What a marvelous geek fest! My husband and I listened to Ready Player One on our trip to the Alabama coast in February. It got us there and back, and then we had to spend a few breakfast reading days to finish it. What amazed me was that it held the attention of 70-somethings who didn’t quite get all the 80s references the book offered—and my husband has never played a video game in his life. Still, we were fascinated and can’t wait for the movie to come out at the end of the month.

The reality of teenage Wade Watts is dystopian. It is 2044 in Oklahoma, and the world is in near collapse. Wade lives in a high rise of stacked house trailers, but his true life is the virtual reality universe he escapes to every day. He attends school in that universe and spends most of his time in a game called the OASIS, a virtual-reality online game. One reviewer called it Second Life on steroids.

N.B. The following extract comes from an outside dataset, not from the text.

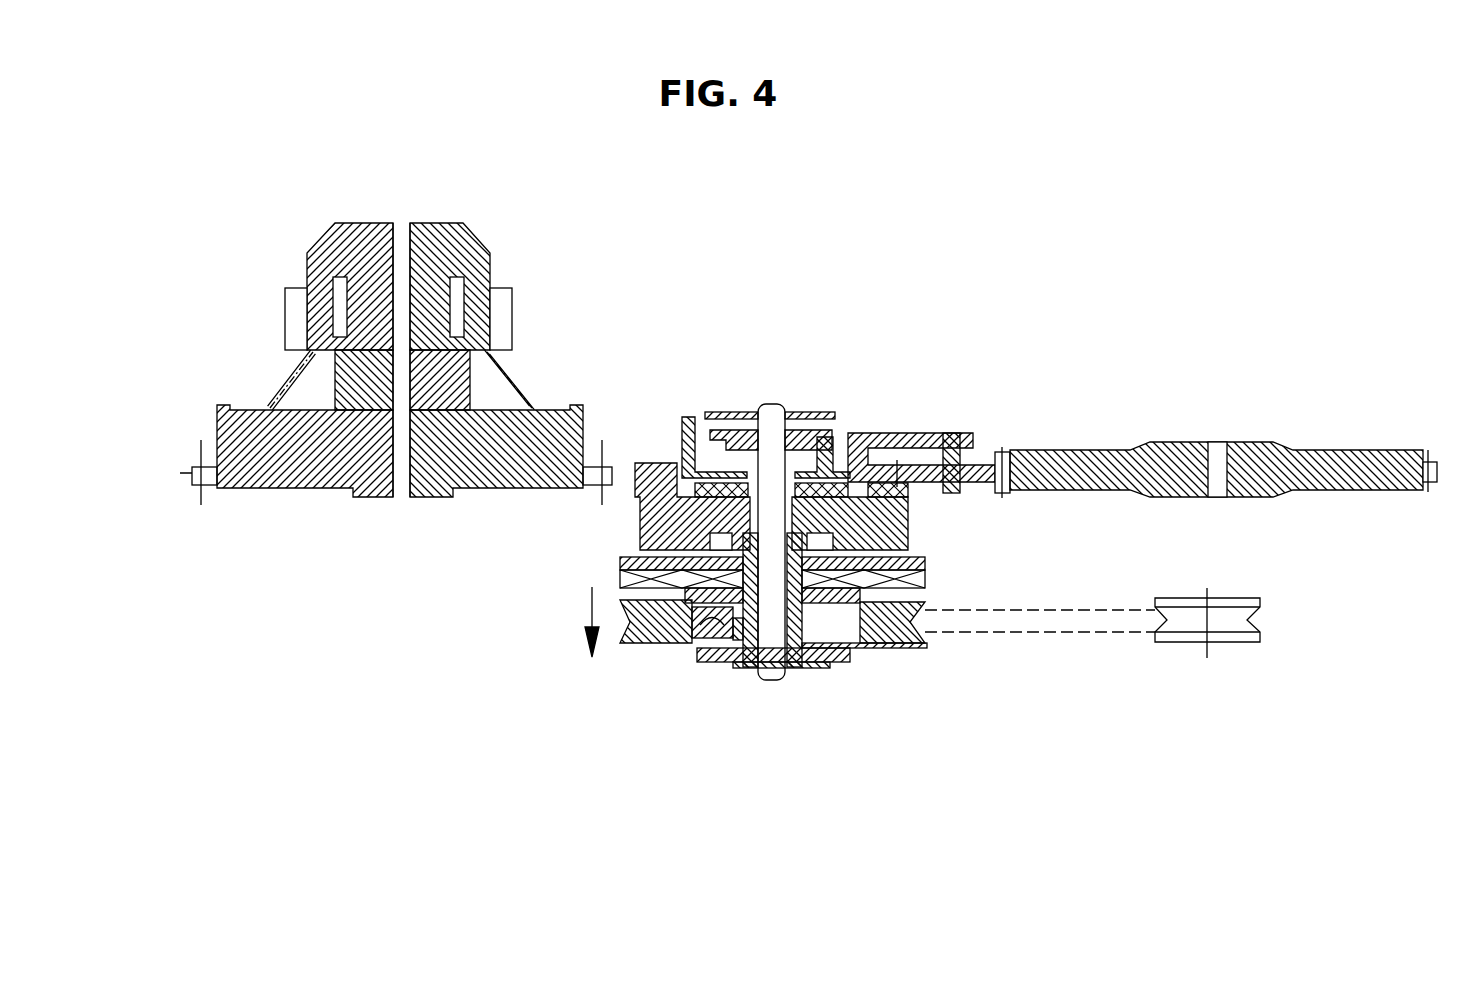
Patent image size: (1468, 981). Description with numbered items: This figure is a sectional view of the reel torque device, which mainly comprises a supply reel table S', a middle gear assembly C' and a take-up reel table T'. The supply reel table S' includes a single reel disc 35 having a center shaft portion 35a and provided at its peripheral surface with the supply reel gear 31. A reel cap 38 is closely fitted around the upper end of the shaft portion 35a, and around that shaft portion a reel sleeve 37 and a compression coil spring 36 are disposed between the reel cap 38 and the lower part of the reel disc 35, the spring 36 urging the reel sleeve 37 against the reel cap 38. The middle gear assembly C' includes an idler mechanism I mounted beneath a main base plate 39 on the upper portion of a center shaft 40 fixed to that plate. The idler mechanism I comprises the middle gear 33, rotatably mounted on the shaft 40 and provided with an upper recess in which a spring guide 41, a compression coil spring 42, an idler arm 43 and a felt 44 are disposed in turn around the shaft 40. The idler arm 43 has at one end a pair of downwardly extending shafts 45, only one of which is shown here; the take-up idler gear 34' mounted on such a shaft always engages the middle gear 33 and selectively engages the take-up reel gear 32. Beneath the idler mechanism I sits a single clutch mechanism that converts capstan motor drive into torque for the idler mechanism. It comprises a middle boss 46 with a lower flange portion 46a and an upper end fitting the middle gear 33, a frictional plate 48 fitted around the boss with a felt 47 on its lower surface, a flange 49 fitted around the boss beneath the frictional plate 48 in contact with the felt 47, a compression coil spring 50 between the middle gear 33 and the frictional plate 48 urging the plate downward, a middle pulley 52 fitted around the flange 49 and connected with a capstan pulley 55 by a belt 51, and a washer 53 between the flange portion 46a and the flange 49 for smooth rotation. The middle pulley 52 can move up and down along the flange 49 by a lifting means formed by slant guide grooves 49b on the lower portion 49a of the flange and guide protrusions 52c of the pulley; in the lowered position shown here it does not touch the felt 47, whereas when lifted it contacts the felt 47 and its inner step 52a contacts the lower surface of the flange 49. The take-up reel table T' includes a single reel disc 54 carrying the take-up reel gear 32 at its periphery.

The OASIS was designed by a famous video game designer from the 1980s named James Halliday, who has hidden his fortune (billions of dollars) in the online game. The entire geek world is trying to find the Easter Egg, the last treasure in the game that will release the money, but it has been five years since Halliday died, and no one has made much progress. Wade’s gaming Avatar, Parzival, is racking up points in the game, but it is when he combines forces with four other avatars that the excitement begins to build. Of course there has to be an enemy, and the OASIS enemy is a corporate behemoth named IOI that is attempting to take over the world.

That’s the plot. But it is so much fun. Ready Player One is very visual, because Cline is a screenwriter, but it is also extremely humorous. The references just keep rolling. In order to solve the game, Wade has had to become familiar with as many 1980s references as he can, so lines from movies, TV shows, and songs are abundant. For example, somebody found 88 movie references in the book. (How many times would you have to read a book to document all the references? I told you it was a geek fest!) Wade also has to master every video game from the 1980s and decide which of those games were Halliday’s favorites.

We especially enjoyed the audio reading by actor, Will Wheaton. (I saw him last night on an episode of Big Bang Theory.) He brings the book to life. BTW, he mentioned in an interview that he really likes doing audio books because that’s how he gets his own reading done by preparing for the audio recording. The movie is directed by Steven Spielberg, the biggest name around. Early reviews are encouraging. The movie makers must have had a great time!

My last comment is that reading doesn’t have to be a serious enterprise. Sometimes it just needs to be fun, fun, fun. This is one of those times!